And Edmund did not even know the boy’s name, so little had he had to do with him. He indicated Elis with a hesitant hand. “It was our Welsh prisoner.” Melicent let out a strange, grievous sound of anger, guilt and pain, and whirled upon Elis. Her marble whiteness had become incandescent, and the blue of her eyes was like the blinding fire sunlight strikes from ice. “Yes, you! None but you! None but you went in there. Oh, God, what have you and I done between us! And I, fool, fool, I never believed you could mean it, when you told me, many times over, you’d kill for me, kill whoever stood between us. Oh, God, and I loved you! I may even have invited you, urged you to the deed. I never understood. Anything, you said, to keep us together a while longer, anything to prevent your being sent away, back to Wales. Anything! You said you would kill, and now you have killed, and God forgive me, I am guilty along with you.” Elis stood facing her, the poor lucky lad suddenly most unlucky and defenceless as a babe. He stared with dropped jaw and startled, puzzled, terrified face, struck clean out of words and wits, open to any stab. He shook his head violently from side to side, as if he could shake away a nightmare, after the fashion of those clever dreamers who use their fingers to prise open eyelids beset by unbearable dreams. He could not get out a word or a sound.

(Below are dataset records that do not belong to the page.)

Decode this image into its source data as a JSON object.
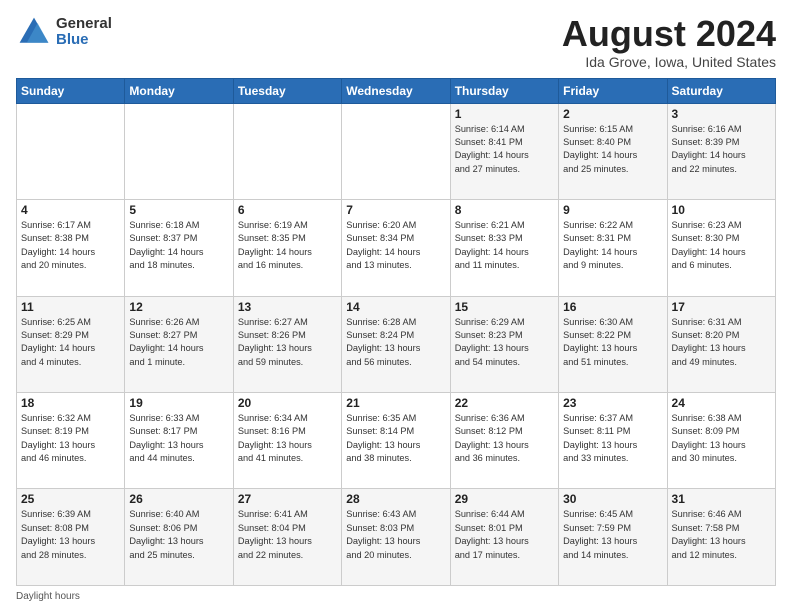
{
  "header": {
    "logo_general": "General",
    "logo_blue": "Blue",
    "title": "August 2024",
    "location": "Ida Grove, Iowa, United States"
  },
  "weekdays": [
    "Sunday",
    "Monday",
    "Tuesday",
    "Wednesday",
    "Thursday",
    "Friday",
    "Saturday"
  ],
  "weeks": [
    [
      {
        "day": "",
        "detail": ""
      },
      {
        "day": "",
        "detail": ""
      },
      {
        "day": "",
        "detail": ""
      },
      {
        "day": "",
        "detail": ""
      },
      {
        "day": "1",
        "detail": "Sunrise: 6:14 AM\nSunset: 8:41 PM\nDaylight: 14 hours\nand 27 minutes."
      },
      {
        "day": "2",
        "detail": "Sunrise: 6:15 AM\nSunset: 8:40 PM\nDaylight: 14 hours\nand 25 minutes."
      },
      {
        "day": "3",
        "detail": "Sunrise: 6:16 AM\nSunset: 8:39 PM\nDaylight: 14 hours\nand 22 minutes."
      }
    ],
    [
      {
        "day": "4",
        "detail": "Sunrise: 6:17 AM\nSunset: 8:38 PM\nDaylight: 14 hours\nand 20 minutes."
      },
      {
        "day": "5",
        "detail": "Sunrise: 6:18 AM\nSunset: 8:37 PM\nDaylight: 14 hours\nand 18 minutes."
      },
      {
        "day": "6",
        "detail": "Sunrise: 6:19 AM\nSunset: 8:35 PM\nDaylight: 14 hours\nand 16 minutes."
      },
      {
        "day": "7",
        "detail": "Sunrise: 6:20 AM\nSunset: 8:34 PM\nDaylight: 14 hours\nand 13 minutes."
      },
      {
        "day": "8",
        "detail": "Sunrise: 6:21 AM\nSunset: 8:33 PM\nDaylight: 14 hours\nand 11 minutes."
      },
      {
        "day": "9",
        "detail": "Sunrise: 6:22 AM\nSunset: 8:31 PM\nDaylight: 14 hours\nand 9 minutes."
      },
      {
        "day": "10",
        "detail": "Sunrise: 6:23 AM\nSunset: 8:30 PM\nDaylight: 14 hours\nand 6 minutes."
      }
    ],
    [
      {
        "day": "11",
        "detail": "Sunrise: 6:25 AM\nSunset: 8:29 PM\nDaylight: 14 hours\nand 4 minutes."
      },
      {
        "day": "12",
        "detail": "Sunrise: 6:26 AM\nSunset: 8:27 PM\nDaylight: 14 hours\nand 1 minute."
      },
      {
        "day": "13",
        "detail": "Sunrise: 6:27 AM\nSunset: 8:26 PM\nDaylight: 13 hours\nand 59 minutes."
      },
      {
        "day": "14",
        "detail": "Sunrise: 6:28 AM\nSunset: 8:24 PM\nDaylight: 13 hours\nand 56 minutes."
      },
      {
        "day": "15",
        "detail": "Sunrise: 6:29 AM\nSunset: 8:23 PM\nDaylight: 13 hours\nand 54 minutes."
      },
      {
        "day": "16",
        "detail": "Sunrise: 6:30 AM\nSunset: 8:22 PM\nDaylight: 13 hours\nand 51 minutes."
      },
      {
        "day": "17",
        "detail": "Sunrise: 6:31 AM\nSunset: 8:20 PM\nDaylight: 13 hours\nand 49 minutes."
      }
    ],
    [
      {
        "day": "18",
        "detail": "Sunrise: 6:32 AM\nSunset: 8:19 PM\nDaylight: 13 hours\nand 46 minutes."
      },
      {
        "day": "19",
        "detail": "Sunrise: 6:33 AM\nSunset: 8:17 PM\nDaylight: 13 hours\nand 44 minutes."
      },
      {
        "day": "20",
        "detail": "Sunrise: 6:34 AM\nSunset: 8:16 PM\nDaylight: 13 hours\nand 41 minutes."
      },
      {
        "day": "21",
        "detail": "Sunrise: 6:35 AM\nSunset: 8:14 PM\nDaylight: 13 hours\nand 38 minutes."
      },
      {
        "day": "22",
        "detail": "Sunrise: 6:36 AM\nSunset: 8:12 PM\nDaylight: 13 hours\nand 36 minutes."
      },
      {
        "day": "23",
        "detail": "Sunrise: 6:37 AM\nSunset: 8:11 PM\nDaylight: 13 hours\nand 33 minutes."
      },
      {
        "day": "24",
        "detail": "Sunrise: 6:38 AM\nSunset: 8:09 PM\nDaylight: 13 hours\nand 30 minutes."
      }
    ],
    [
      {
        "day": "25",
        "detail": "Sunrise: 6:39 AM\nSunset: 8:08 PM\nDaylight: 13 hours\nand 28 minutes."
      },
      {
        "day": "26",
        "detail": "Sunrise: 6:40 AM\nSunset: 8:06 PM\nDaylight: 13 hours\nand 25 minutes."
      },
      {
        "day": "27",
        "detail": "Sunrise: 6:41 AM\nSunset: 8:04 PM\nDaylight: 13 hours\nand 22 minutes."
      },
      {
        "day": "28",
        "detail": "Sunrise: 6:43 AM\nSunset: 8:03 PM\nDaylight: 13 hours\nand 20 minutes."
      },
      {
        "day": "29",
        "detail": "Sunrise: 6:44 AM\nSunset: 8:01 PM\nDaylight: 13 hours\nand 17 minutes."
      },
      {
        "day": "30",
        "detail": "Sunrise: 6:45 AM\nSunset: 7:59 PM\nDaylight: 13 hours\nand 14 minutes."
      },
      {
        "day": "31",
        "detail": "Sunrise: 6:46 AM\nSunset: 7:58 PM\nDaylight: 13 hours\nand 12 minutes."
      }
    ]
  ],
  "footer": "Daylight hours"
}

“I take back every evidence of love,” raged Melicent, her voice like a cry of pain. “I hate you, I loathe you… I hate myself for ever loving you. You have so mistaken me, you have killed my father.” He wrenched himself out of his stupor then, and made a wild move towards her. “Melicent! For God’s sake, what are you saying?” She drew back violently out of his reach. “No, don’t touch me, don’t come near me. Murderer!”
“This shall end,” said Hugh, and took her by the shoulders and put her into Sybilla’s arms. “Madam, I had thought to spare you any further distress today, but you see this will not wait. Bring her! And sergeant, have these two into the gatehouse, where we may be private. Edmund and Cadfael, go with us, we may well need you.”
“Now,” said Hugh, when he had herded them all, accused, accuser and witnesses, into the anteroom of the gatehouse out of the cold and out of the public eye, “now let us get to the heart of this. Brother Edmund, you say you found this man in the sheriff’s chamber, standing beside his bed. How did you read it? Did you think, by appearances, he had been long in there? Or that he had but newly come?”
“I thought he had but just crept in,” said Edmund. “He was close to the foot of the bed, a little stooped, looking down as though he wondered whether he dared wake the sleeper.”
“Yet he could have been there longer? He could have been standing over a man he had smothered, to assure himself it was thoroughly done?”
“It might be interpretable so,” agreed Edmund very dubiously, “but the thought did not enter my mind. If there had been anything so sinister in him; would it not have shown? It’s true he started when I touched him, and looked guilty, but I mean as a boy caught in mischief, nothing that caused me an ill thought. And he went, when I ordered him, as biddable as a child.”
“Did you look again at the bed, after he was gone? Can you say if the sheriff was still breathing then? And the coverings of the bed, were they disarranged?”
“All was smooth and quiet as when we left him sleeping. But I did not look more closely,” said Edmund sadly. “I wish to God I had.”
“You knew of no cause, and his best cure was to be let alone to sleep. One more thing—had Elis anything in his hands?”
“No, nothing. Nor had he on the cloak he has on his arm now.” It was of a dark red cloth, smooth, surfaced and close-woven.
“Very well. And you have no knowledge of any other who may have made his way into the room?”
“No knowledge, no. But at any time entry was possible. There may well have been others.”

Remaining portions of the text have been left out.